Wednesday, December 01, 2004
Language of the Birds
Original SOLD. Available as photographic reproduction (inquire)
In the beginning of the path to God and Truth there are thousands of birds. The different birds symbolize different kinds of people in the world. The path to God assends the mountain of Qaf (insight).
As the birds travel up the mountains, most for one reason or another turn back to their old lives. The birds that continue their search are seeking a mystical bird whom they know only as the Simurgh. The Simurgh is an appearance of God.
At the end of the Journey, just 30 birds reach the top of the mountain of Qaf and the presence of the Simurgh. In the Persian lanugage, Si0murgh means "30 birds." The birds realize that they and the Simurgh are One.
Tuesday, November 30, 2004
Friday, November 26, 2004
The Meaning of Mystical Art
The goal of the practice of mysticism is contact with the Divine through various meditative and spiritual disciplines. In mystical painting, the artist cultivates a meditative state clear from thought, imagination and fantasy. When this clear state has been achieved, images and archetypes are projected from the spiritual Reality. The state of the painter of mystical paintings is very much the same as a state of meditation, a clear open state in which the mind is at rest and into which archetypal images and forms are projected from the suprasensable realm. The mind needs to be at rest so that the mind will not subject the pure images to conscious (common) associations of "logical" color and form relationships.
Only a small fraction of painting can truly be described as mystical. Most of this art would be better labeled as fantasy since it happens within the conscious mind of the artist, the mind being encouraged to free-associate interesting or unique combinations of forms or situations and producing pictures which startle or intrigue the mind of the viewer.

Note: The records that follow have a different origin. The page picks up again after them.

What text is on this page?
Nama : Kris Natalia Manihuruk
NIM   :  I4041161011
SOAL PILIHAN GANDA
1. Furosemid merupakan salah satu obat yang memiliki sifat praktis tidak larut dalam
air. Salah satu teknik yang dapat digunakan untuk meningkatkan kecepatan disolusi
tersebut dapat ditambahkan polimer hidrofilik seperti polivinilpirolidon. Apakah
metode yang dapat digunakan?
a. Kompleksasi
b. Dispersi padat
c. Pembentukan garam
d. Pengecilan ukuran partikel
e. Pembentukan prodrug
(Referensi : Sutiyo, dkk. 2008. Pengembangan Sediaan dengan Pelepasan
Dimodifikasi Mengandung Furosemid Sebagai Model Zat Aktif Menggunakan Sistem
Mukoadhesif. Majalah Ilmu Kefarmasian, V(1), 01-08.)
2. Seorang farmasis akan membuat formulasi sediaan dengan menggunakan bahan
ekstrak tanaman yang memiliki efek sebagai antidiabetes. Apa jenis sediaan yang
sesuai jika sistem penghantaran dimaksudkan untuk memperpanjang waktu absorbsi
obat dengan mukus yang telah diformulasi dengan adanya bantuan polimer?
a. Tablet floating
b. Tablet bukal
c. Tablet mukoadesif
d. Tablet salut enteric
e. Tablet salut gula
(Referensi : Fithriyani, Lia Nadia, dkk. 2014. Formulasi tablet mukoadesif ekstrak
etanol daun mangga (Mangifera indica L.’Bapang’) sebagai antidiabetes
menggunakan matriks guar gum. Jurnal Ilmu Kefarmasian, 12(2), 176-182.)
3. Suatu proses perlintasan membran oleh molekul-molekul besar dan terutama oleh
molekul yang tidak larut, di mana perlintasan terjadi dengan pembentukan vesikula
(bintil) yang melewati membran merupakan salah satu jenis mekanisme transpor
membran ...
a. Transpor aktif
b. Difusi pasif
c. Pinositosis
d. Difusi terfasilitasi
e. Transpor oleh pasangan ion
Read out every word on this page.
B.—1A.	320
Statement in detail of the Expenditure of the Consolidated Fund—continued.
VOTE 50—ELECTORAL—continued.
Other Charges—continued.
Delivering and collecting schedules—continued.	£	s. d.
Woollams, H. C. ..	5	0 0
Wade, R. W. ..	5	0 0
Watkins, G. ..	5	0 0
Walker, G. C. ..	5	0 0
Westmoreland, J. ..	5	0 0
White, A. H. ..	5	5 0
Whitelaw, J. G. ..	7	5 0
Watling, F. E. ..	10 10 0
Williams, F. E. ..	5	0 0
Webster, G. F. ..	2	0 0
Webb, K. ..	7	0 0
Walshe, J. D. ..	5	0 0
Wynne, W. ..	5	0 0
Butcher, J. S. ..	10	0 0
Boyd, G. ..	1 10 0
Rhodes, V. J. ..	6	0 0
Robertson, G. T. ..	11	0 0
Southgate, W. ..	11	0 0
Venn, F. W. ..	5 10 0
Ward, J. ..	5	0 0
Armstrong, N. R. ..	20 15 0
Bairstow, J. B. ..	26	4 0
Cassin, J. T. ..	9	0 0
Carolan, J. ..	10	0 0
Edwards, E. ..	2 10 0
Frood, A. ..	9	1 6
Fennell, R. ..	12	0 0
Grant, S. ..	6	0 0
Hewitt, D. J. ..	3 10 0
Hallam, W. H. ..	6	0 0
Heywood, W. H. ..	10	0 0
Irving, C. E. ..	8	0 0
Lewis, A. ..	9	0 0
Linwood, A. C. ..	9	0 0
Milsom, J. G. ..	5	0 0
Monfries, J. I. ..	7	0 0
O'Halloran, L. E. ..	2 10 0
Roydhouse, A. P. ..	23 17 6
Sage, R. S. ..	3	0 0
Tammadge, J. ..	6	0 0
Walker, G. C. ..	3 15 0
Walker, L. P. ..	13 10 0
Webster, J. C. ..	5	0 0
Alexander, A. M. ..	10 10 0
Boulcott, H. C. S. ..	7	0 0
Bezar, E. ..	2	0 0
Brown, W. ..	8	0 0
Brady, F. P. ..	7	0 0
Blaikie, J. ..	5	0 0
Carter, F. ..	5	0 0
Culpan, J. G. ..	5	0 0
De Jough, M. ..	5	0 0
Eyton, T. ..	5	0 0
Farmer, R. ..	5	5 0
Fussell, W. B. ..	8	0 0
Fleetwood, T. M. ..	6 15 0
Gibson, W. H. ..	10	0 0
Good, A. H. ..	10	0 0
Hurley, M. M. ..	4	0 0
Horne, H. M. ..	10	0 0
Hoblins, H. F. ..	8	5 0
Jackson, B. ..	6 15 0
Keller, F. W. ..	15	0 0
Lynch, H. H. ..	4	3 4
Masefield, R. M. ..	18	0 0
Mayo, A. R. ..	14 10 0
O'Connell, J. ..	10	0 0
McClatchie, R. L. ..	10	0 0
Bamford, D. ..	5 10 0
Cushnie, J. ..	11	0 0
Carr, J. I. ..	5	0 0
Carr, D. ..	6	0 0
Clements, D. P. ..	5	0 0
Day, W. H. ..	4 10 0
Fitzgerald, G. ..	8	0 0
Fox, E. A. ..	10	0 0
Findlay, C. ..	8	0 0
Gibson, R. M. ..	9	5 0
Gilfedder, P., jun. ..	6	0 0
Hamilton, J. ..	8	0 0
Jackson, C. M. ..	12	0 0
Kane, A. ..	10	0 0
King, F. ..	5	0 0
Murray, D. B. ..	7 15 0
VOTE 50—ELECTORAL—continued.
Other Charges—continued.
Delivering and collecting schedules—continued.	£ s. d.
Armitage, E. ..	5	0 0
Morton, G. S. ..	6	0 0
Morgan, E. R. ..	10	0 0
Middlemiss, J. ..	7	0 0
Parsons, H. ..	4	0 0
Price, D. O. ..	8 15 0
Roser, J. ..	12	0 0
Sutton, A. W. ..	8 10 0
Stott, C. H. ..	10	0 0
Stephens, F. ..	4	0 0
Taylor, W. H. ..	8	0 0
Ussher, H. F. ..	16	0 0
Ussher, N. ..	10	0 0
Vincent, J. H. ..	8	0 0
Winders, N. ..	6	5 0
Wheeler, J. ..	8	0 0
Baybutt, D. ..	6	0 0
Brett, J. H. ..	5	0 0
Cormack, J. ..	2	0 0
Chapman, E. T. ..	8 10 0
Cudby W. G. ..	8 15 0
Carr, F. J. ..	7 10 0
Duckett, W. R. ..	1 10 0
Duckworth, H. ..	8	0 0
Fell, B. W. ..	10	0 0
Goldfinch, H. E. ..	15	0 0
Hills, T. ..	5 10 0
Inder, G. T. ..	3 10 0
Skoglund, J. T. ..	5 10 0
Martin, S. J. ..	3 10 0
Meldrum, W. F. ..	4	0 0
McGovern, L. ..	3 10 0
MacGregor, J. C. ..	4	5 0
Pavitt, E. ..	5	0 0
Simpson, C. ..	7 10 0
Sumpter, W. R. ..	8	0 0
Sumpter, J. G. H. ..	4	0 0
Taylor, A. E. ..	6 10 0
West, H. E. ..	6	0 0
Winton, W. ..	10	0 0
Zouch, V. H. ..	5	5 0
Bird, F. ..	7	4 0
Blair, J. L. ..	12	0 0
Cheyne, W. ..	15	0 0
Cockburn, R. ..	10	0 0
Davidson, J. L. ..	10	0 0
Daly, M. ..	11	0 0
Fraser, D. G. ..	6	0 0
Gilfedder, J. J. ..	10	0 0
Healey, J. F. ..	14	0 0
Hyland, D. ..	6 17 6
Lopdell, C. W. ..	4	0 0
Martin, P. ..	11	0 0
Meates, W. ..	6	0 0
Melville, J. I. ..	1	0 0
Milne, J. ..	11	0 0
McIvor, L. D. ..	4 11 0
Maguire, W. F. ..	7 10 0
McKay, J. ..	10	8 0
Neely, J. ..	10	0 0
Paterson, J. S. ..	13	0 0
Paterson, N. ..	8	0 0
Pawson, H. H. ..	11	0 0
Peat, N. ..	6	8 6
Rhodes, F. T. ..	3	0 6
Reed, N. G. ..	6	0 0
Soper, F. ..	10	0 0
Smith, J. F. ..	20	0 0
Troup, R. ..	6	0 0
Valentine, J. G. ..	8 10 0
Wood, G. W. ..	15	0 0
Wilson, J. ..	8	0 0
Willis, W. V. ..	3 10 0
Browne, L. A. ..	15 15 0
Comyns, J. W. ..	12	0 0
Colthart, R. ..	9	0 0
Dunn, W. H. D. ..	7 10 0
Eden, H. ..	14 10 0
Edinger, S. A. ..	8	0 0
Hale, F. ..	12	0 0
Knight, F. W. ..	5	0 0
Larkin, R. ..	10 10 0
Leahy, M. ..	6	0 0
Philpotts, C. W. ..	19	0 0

They are not "windows" to other realities but rather something which appeals to the curiosity and wonder of people.
True mystics realize that the source of all multiplicity of form, experience, thought and feeling in which we partake is found in oneness, in pure essence. This oneness/essence we call Allah, Lord, God and Beloved. If we choose to align ourselves with this oneness we will receive pure guidance. Depending on the capacity of the receiver, the guidance may be received in visual, musical, poetic or other form. If we choose to pay no attention to the oneness, we lack guidance, our life proceeds in a confused haphazard way.
Since the Oneness is the Source of all things, including our being and life, we cannot make demands upon it. We are completely dependent on it in all ways. If we wish to attract some guidance to us, we must create a receptivity for the Guidance to flow into.
Mystics down through the centuries in various traditions have followed different methods designed to entrap the senses and quiet or clear one's being of thought, emotion, fantasy, etc.
In the case of mystical painting, images come when they will, with no regard to the situation of the artist. They come as mercy, as a gift. The images come complete or incomplete. If they are incomplete it is simply a matter of waiting for the missing parts to be "sent".
The structure of the paintings of Husayn Neuzil is archetypal. The forms are crosses, stars, rectangles, triangles, trees, doors, mountains or suns and moons.
In the classical tradition of painting, artists used to create a ground of umber or ochre which if reduced to a grey scale would read as a middle grey. From this middle grey they would work the color toward light and dark. Husayn Neuzil works in a similar way in his choice of greyed colors for backgrounds such as greyed blues, browns, greens and violets. Neuzil's style, although quite contemporary, has many similarities with Middle Eastern art-his use of borders and escutcheons with elaborate decoration-the purposely distorted perspective so that the viewer will not confuse the spiritual reality of the painting with the everyday world around us.
Husayn Neuzil's vibrant use of color is based on his understanding of color in its mystical sense. There is a series of colors which relate to the succession of colors as they appear to the mystic in the hierarchy of spiritual states. Neuzil uses color relationships in this way rather than as they appear in standard color wheels.